Çünkü İran, ülkeleri işgale uğrayan Lübnan, Filistin, Yemen, Suriye ve Irak halklarının yanında yer almakta, onları her açıdan desteklemektedir.
Çünkü İran, Batı emperyalizminin bilimsel-tekonolojik tekelciliğine karşı da direnmektedir. Bu doğrultuda bilimsel-teknolojik birikimlerini, bu cümleden olarak füze/roket teknolojisini direniş cephesinde yer alan halkların hizmetine sunmaktadır.
Ve işte bu cesurca duruşunun, bilimsel-teknolojik tekelciliğe karşı bu direnişinin bedelini seçkin bilim insanlarını şehid vererek ödemektedir.

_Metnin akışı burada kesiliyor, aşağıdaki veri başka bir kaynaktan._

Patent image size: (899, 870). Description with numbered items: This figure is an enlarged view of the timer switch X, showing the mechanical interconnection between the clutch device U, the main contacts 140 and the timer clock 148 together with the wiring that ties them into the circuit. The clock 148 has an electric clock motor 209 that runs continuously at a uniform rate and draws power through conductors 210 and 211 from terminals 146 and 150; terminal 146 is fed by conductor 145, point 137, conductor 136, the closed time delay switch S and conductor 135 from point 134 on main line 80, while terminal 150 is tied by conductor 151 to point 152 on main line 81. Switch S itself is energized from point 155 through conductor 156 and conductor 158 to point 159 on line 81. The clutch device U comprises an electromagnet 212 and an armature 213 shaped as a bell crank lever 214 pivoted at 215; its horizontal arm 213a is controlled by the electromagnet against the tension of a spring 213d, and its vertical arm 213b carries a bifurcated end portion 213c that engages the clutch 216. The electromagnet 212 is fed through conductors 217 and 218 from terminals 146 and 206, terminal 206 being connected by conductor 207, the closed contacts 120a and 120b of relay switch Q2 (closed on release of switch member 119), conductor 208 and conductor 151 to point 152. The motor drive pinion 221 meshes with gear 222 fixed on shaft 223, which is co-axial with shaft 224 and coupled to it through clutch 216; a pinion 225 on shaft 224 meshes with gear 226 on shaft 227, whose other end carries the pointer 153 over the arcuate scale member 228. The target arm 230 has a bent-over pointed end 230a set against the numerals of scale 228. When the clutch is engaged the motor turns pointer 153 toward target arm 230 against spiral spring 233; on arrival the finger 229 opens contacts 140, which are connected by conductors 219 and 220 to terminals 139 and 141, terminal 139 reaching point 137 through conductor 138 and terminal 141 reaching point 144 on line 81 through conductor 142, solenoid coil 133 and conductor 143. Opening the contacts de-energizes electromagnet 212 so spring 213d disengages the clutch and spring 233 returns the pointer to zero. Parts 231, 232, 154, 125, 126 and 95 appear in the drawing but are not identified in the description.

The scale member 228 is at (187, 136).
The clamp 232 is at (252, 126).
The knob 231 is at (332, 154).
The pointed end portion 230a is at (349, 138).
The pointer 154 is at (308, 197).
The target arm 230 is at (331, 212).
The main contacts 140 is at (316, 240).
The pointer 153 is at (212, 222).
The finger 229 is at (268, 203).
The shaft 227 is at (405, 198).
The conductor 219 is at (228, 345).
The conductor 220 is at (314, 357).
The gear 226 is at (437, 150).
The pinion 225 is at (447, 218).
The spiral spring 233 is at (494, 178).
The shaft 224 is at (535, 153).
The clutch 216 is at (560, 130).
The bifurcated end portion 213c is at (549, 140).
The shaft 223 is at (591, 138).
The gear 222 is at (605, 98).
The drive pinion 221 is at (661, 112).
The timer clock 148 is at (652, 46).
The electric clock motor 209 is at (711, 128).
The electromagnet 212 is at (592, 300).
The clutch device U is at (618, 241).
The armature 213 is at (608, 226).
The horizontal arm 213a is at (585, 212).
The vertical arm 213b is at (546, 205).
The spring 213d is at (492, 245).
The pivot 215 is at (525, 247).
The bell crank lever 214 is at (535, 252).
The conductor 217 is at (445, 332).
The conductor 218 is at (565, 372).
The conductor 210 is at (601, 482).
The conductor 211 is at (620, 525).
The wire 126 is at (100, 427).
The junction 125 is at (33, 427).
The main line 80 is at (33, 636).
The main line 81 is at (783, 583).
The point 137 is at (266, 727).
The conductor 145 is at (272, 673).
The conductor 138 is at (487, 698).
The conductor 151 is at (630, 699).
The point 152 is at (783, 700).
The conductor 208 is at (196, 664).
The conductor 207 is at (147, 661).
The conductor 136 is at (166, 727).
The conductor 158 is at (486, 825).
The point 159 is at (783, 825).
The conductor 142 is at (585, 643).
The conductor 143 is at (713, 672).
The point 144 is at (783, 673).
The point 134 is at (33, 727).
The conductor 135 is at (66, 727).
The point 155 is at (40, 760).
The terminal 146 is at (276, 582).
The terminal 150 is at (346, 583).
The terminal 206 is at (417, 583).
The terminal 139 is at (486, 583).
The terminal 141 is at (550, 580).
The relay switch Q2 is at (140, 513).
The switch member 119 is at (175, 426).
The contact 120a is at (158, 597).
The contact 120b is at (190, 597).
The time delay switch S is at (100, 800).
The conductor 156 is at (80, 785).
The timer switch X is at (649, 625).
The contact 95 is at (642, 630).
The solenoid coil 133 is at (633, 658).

İnsanlık düşmanları yaptırımlarla, ekonomik ablukayla, diplomatik baskıyla, yalan ve iftira dolu propagandalarla ve en çirkini terör eylemleriyle bu hareketin önünü alacaklarını sanıyor ve bölgedeki dostlarına moral verdiklerini sanıyorlar.
İslam düşmanları İran içerisinde dönem dönem iş başında bulunan basiretsiz ve İnkılabın ilkelerinden uzaklaşmış kişi ve çevrelerin uzlaşmacı tavırlarına bakarak yanlış hesap yapmaktadırlar.
Halbuki ne İslam coğrafyasındaki basiretsizlerin uzlaşmacı tavırları, ne de bölgedeki işbirlikçi kukla rejimler 41 yıl önce yükseltilmiş İnkılap bayrağını indirmekte sulta sistemine yardım edemeyecek ve bölge halklarının uyanış, diriliş ve direnişi karşısında kesinlikle yenilgiye uğrayacaklardır, o günler yakındır, inşallah.